SEATTLE — Dean Peterson is a man on a mission. With a kilt.
Peterson, 48, a 6-foot-tall, 250-pound mail carrier in Lacey, wants the U.S. Postal Service to add kilts as a uniform option for men.
The idea was soundly defeated in July at a convention of his union, the 220,000-member National Letter Carriers’ Association, so Peterson knows convincing management will be an uphill struggle, but at least he’ll be comfortable in his kilt, or “male unbifurcated garment.”
“In one word, it’s comfort,” he said. With his build, Peterson said, his thighs fill slacks to capacity, causing chaffing and scarring.
A 22-year Air Force veteran, avid gardener and father of two teenage boys, Peterson has never considered himself an activist. He has Finnish and Norwegian ancestry but not Scottish.
He began wearing kilts a couple years ago when his wife brought one back from a trip to Scotland. Now he wears them everywhere — to a son’s football games, the other son’s concerts, shopping and gardening.

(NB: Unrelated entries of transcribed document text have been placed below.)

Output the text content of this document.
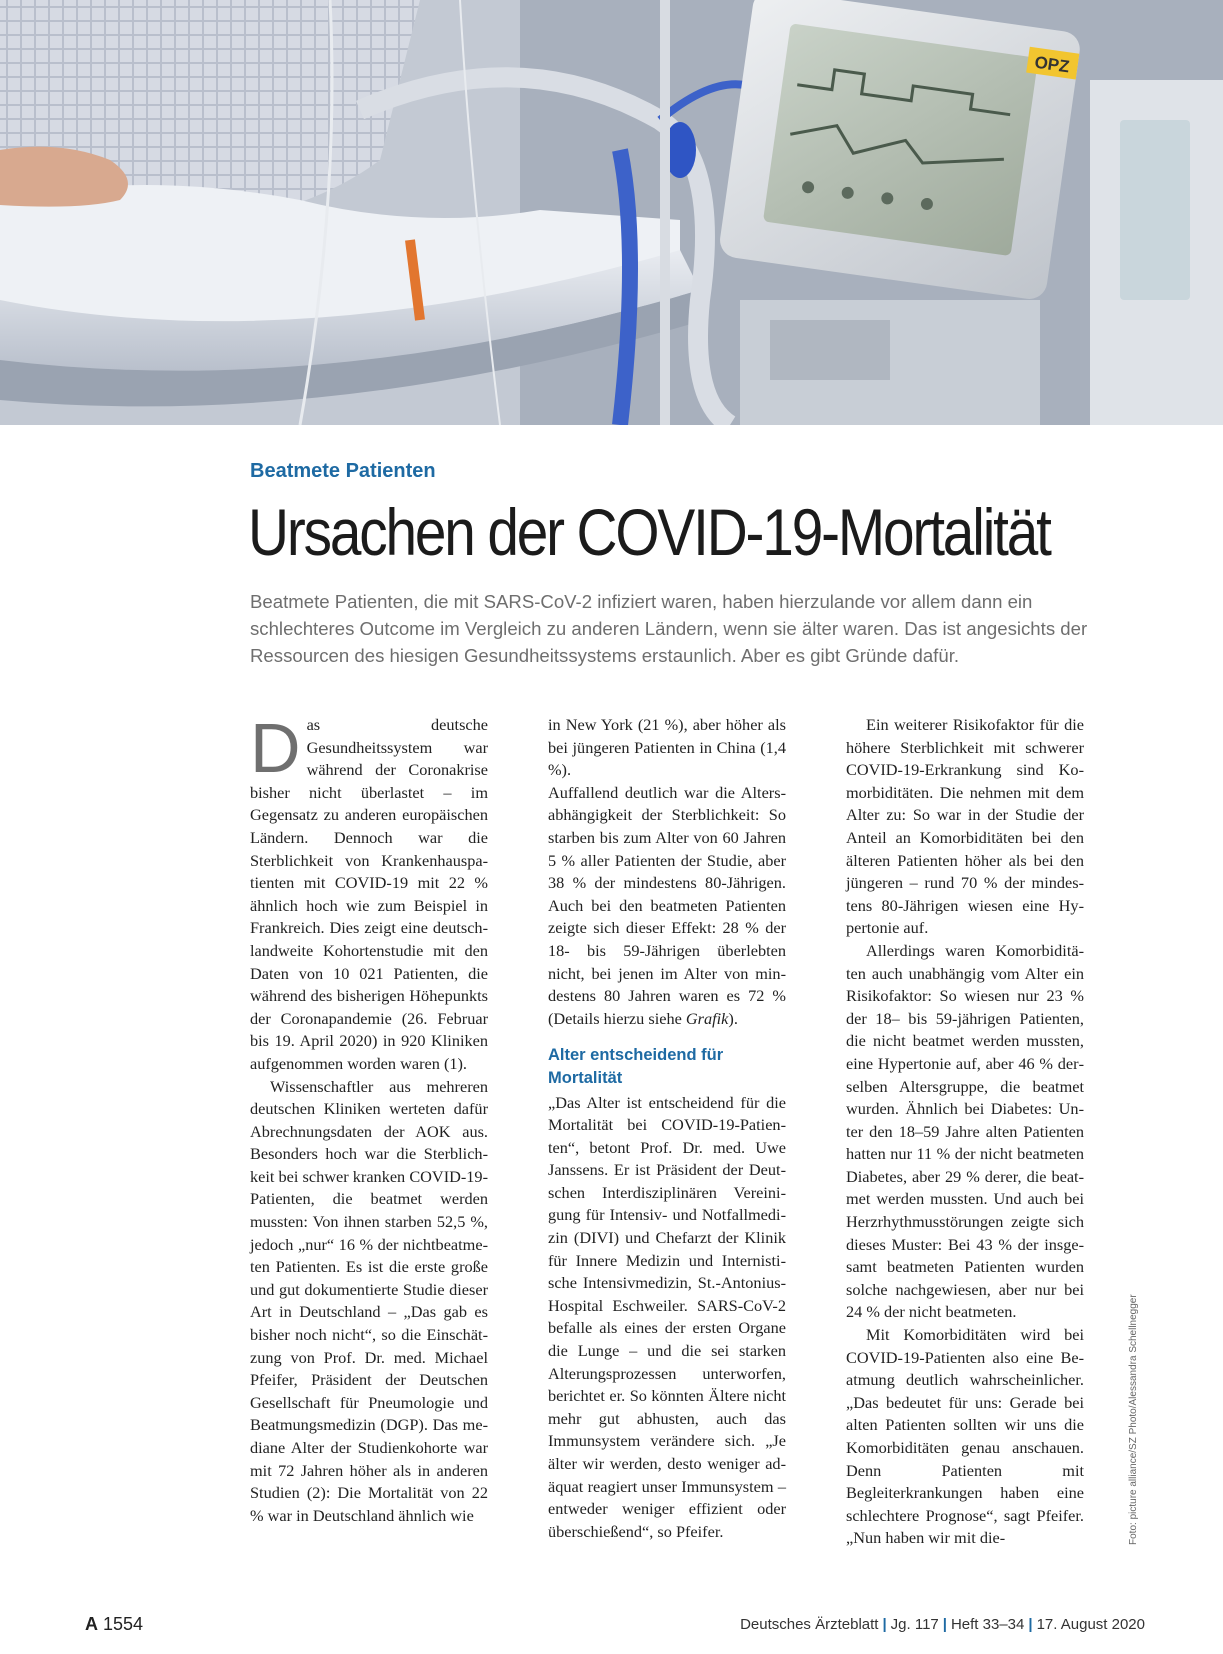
OPZ
Beatmete Patienten
Ursachen der COVID-19-Mortalität
Beatmete Patienten, die mit SARS-CoV-2 infiziert waren, haben hierzulande vor allem dann ein schlechteres Outcome im Vergleich zu anderen Ländern, wenn sie älter waren. Das ist angesichts der Ressourcen des hiesigen Gesundheitssystems erstaunlich. Aber es gibt Gründe dafür.

Das deutsche Gesundheitssystem war während der Coronakrise bisher nicht überlastet – im Gegensatz zu anderen europäischen Ländern. Dennoch war die Sterblichkeit von Krankenhauspatienten mit COVID-19 mit 22 % ähnlich hoch wie zum Beispiel in Frankreich. Dies zeigt eine deutschlandweite Kohortenstudie mit den Daten von 10 021 Patienten, die während des bisherigen Höhepunkts der Coronapandemie (26. Februar bis 19. April 2020) in 920 Kliniken aufgenommen worden waren (1).

Wissenschaftler aus mehreren deutschen Kliniken werteten dafür Abrechnungsdaten der AOK aus. Besonders hoch war die Sterblichkeit bei schwer kranken COVID-19-Patienten, die beatmet werden mussten: Von ihnen starben 52,5 %, jedoch „nur“ 16 % der nichtbeatmeten Patienten. Es ist die erste große und gut dokumentierte Studie dieser Art in Deutschland – „Das gab es bisher noch nicht“, so die Einschätzung von Prof. Dr. med. Michael Pfeifer, Präsident der Deutschen Gesellschaft für Pneumologie und Beatmungsmedizin (DGP). Das mediane Alter der Studienkohorte war mit 72 Jahren höher als in anderen Studien (2): Die Mortalität von 22 % war in Deutschland ähnlich wie

in New York (21 %), aber höher als bei jüngeren Patienten in China (1,4 %).

Auffallend deutlich war die Altersabhängigkeit der Sterblichkeit: So starben bis zum Alter von 60 Jahren 5 % aller Patienten der Studie, aber 38 % der mindestens 80-Jährigen. Auch bei den beatmeten Patienten zeigte sich dieser Effekt: 28 % der 18- bis 59-Jährigen überlebten nicht, bei jenen im Alter von mindestens 80 Jahren waren es 72 % (Details hierzu siehe Grafik).

Alter entscheidend für Mortalität

„Das Alter ist entscheidend für die Mortalität bei COVID-19-Patienten“, betont Prof. Dr. med. Uwe Janssens. Er ist Präsident der Deutschen Interdisziplinären Vereinigung für Intensiv- und Notfallmedizin (DIVI) und Chefarzt der Klinik für Innere Medizin und Internistische Intensivmedizin, St.-Antonius-Hospital Eschweiler. SARS-CoV-2 befalle als eines der ersten Organe die Lunge – und die sei starken Alterungsprozessen unterworfen, berichtet er. So könnten Ältere nicht mehr gut abhusten, auch das Immunsystem verändere sich. „Je älter wir werden, desto weniger ad-äquat reagiert unser Immunsystem – entweder weniger effizient oder überschießend“, so Pfeifer.

Ein weiterer Risikofaktor für die höhere Sterblichkeit mit schwerer COVID-19-Erkrankung sind Komorbiditäten. Die nehmen mit dem Alter zu: So war in der Studie der Anteil an Komorbiditäten bei den älteren Patienten höher als bei den jüngeren – rund 70 % der mindestens 80-Jährigen wiesen eine Hypertonie auf.

Allerdings waren Komorbiditäten auch unabhängig vom Alter ein Risikofaktor: So wiesen nur 23 % der 18– bis 59-jährigen Patienten, die nicht beatmet werden mussten, eine Hypertonie auf, aber 46 % derselben Altersgruppe, die beatmet wurden. Ähnlich bei Diabetes: Unter den 18–59 Jahre alten Patienten hatten nur 11 % der nicht beatmeten Diabetes, aber 29 % derer, die beatmet werden mussten. Und auch bei Herzrhythmusstörungen zeigte sich dieses Muster: Bei 43 % der insgesamt beatmeten Patienten wurden solche nachgewiesen, aber nur bei 24 % der nicht beatmeten.

Mit Komorbiditäten wird bei COVID-19-Patienten also eine Beatmung deutlich wahrscheinlicher. „Das bedeutet für uns: Gerade bei alten Patienten sollten wir uns die Komorbiditäten genau anschauen. Denn Patienten mit Begleiterkrankungen haben eine schlechtere Prognose“, sagt Pfeifer. „Nun haben wir mit die-	Foto: picture alliance/SZ Photo/Alessandra Schellnegger
A 1554	Deutsches Ärzteblatt | Jg. 117 | Heft 33–34 | 17. August 2020
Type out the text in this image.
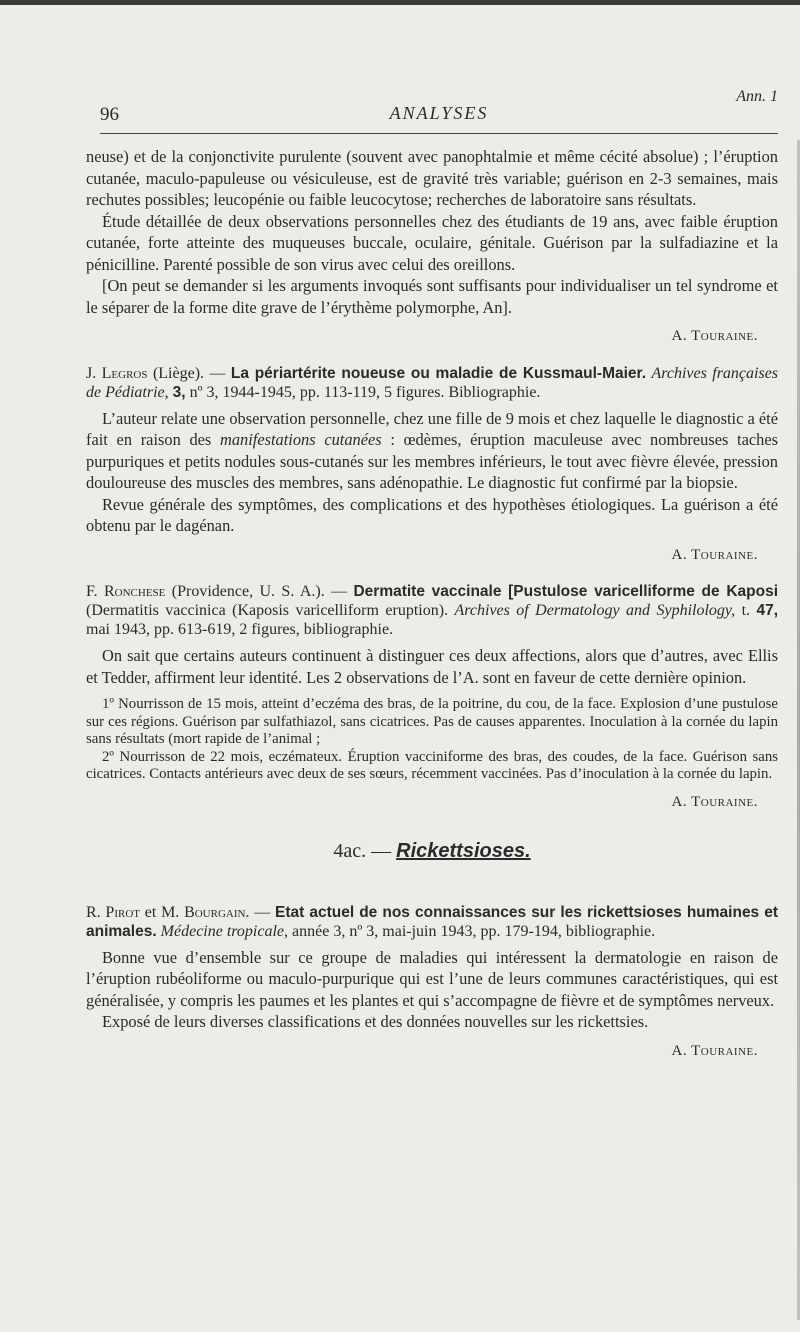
96	ANALYSES
Ann. 1

neuse) et de la conjonctivite purulente (souvent avec panophtalmie et même cécité absolue) ; l’éruption cutanée, maculo-papuleuse ou vésiculeuse, est de gravité très variable; guérison en 2-3 semaines, mais rechutes possibles; leucopénie ou faible leucocytose; recherches de laboratoire sans résultats.

Étude détaillée de deux observations personnelles chez des étudiants de 19 ans, avec faible éruption cutanée, forte atteinte des muqueuses buccale, oculaire, génitale. Guérison par la sulfadiazine et la pénicilline. Parenté possible de son virus avec celui des oreillons.

[On peut se demander si les arguments invoqués sont suffisants pour individualiser un tel syndrome et le séparer de la forme dite grave de l’érythème polymorphe, An].

A. Touraine.

J. Legros (Liège). — La périartérite noueuse ou maladie de Kussmaul-Maier. Archives françaises de Pédiatrie, 3, nº 3, 1944-1945, pp. 113-119, 5 figures. Bibliographie.

L’auteur relate une observation personnelle, chez une fille de 9 mois et chez laquelle le diagnostic a été fait en raison des manifestations cutanées : œdèmes, éruption maculeuse avec nombreuses taches purpuriques et petits nodules sous-cutanés sur les membres inférieurs, le tout avec fièvre élevée, pression douloureuse des muscles des membres, sans adénopathie. Le diagnostic fut confirmé par la biopsie.

Revue générale des symptômes, des complications et des hypothèses étiologiques. La guérison a été obtenu par le dagénan.

A. Touraine.

F. Ronchese (Providence, U. S. A.). — Dermatite vaccinale [Pustulose varicelliforme de Kaposi (Dermatitis vaccinica (Kaposis varicelliform eruption). Archives of Dermatology and Syphilology, t. 47, mai 1943, pp. 613-619, 2 figures, bibliographie.

On sait que certains auteurs continuent à distinguer ces deux affections, alors que d’autres, avec Ellis et Tedder, affirment leur identité. Les 2 observations de l’A. sont en faveur de cette dernière opinion.

1º Nourrisson de 15 mois, atteint d’eczéma des bras, de la poitrine, du cou, de la face. Explosion d’une pustulose sur ces régions. Guérison par sulfathiazol, sans cicatrices. Pas de causes apparentes. Inoculation à la cornée du lapin sans résultats (mort rapide de l’animal ;

2º Nourrisson de 22 mois, eczémateux. Éruption vacciniforme des bras, des coudes, de la face. Guérison sans cicatrices. Contacts antérieurs avec deux de ses sœurs, récemment vaccinées. Pas d’inoculation à la cornée du lapin.

A. Touraine.

4ac. — Rickettsioses.

R. Pirot et M. Bourgain. — Etat actuel de nos connaissances sur les rickettsioses humaines et animales. Médecine tropicale, année 3, nº 3, mai-juin 1943, pp. 179-194, bibliographie.

Bonne vue d’ensemble sur ce groupe de maladies qui intéressent la dermatologie en raison de l’éruption rubéoliforme ou maculo-purpurique qui est l’une de leurs communes caractéristiques, qui est généralisée, y compris les paumes et les plantes et qui s’accompagne de fièvre et de symptômes nerveux.

Exposé de leurs diverses classifications et des données nouvelles sur les rickettsies.

A. Touraine.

“Its the difference between wearing jammies to bed and wearing your work clothes to bed,” Peterson said.
While his prototype is the same color as other uniform items, an official USPS tartan is registered with the International Tartan Index.
A spokeswoman for Britain’s Royal Mail said kilts are not allowed as part of its letter carrier uniforms.
Before the convention in Boston, Peterson spent his family’s $1,800 economic stimulus tax rebate to mail about 1,000 letters and photographs of him wearing a prototype Postal Service kilt to union branches in every state, Guam and Puerto Rico.
“Unbifurcated garments are far more comfortable and suitable to male anatomy than trousers or shorts because they don’t confine the legs or cramp the male genitals the way that trousers or shorts do,” he wrote. “Please open your hearts — and inseams — for an option in mail carrier comfort!”
The union’s executive committee recommended disapproval, saying there was not enough demand for kilts to be worth the bother of the resolution, and delegates agreed by a large margin.
It was not a major issue at the convention, union spokesman Drew Von Bergen said.
“We were there doing a lot of serious things at the convention about the postal service, the economy, the union,” he said.
Union President William Young said he wouldn’t wear a kilt.
“That got my blood going,” Peterson said. “Even if there are only 300 carriers that want the option of wearing a kilt, we should have that option, and that’s why I’m fighting for this resolution.”
There are plenty of approved uniform items that very few mail carriers wear, including a cardigan sweater, vest and pith helmet, he said.
For an article of clothing to be approved as a uniform option, the union must first agree, followed by testing by a Postal Service Committee and selection of a manufacturer.
Earlier this year letter carrier unions in Washington and Oregon passed identical resolutions endorsing kilts.
Kilt enthusiast Paul Lunde led the effort in Oregon.
“As someone who walks 10 miles a day, when it gets hot, muggy — it gets hot, sweaty, chaffy,” Lunde said. “With a kilt, it doesn’t get as hot. There’s less chaffing.”
Unlike Peterson, Lunde has been allowed to wear a kilt to work on St. Patrick’s Day, Halloween and National Tartan Day on April 6.
He has heard negative comments from only three of his 100 co-workers and none from customers on his route.
Superiors and union leaders, however, have “already made up their minds. Unfortunately, their mouths are far more open then their minds,” Lunde said.
He thinks kilts look professional and would encourage esprit de corps.
“Whenever you see someone in a kilt, they’re always standing tall,” Lunde said.
Peterson said many convention delegates did express support after his resolution was voted down.
“I got so pumped up after being at such a low that I’m taking this to the next convention in 2010 in Anaheim, California,” he said.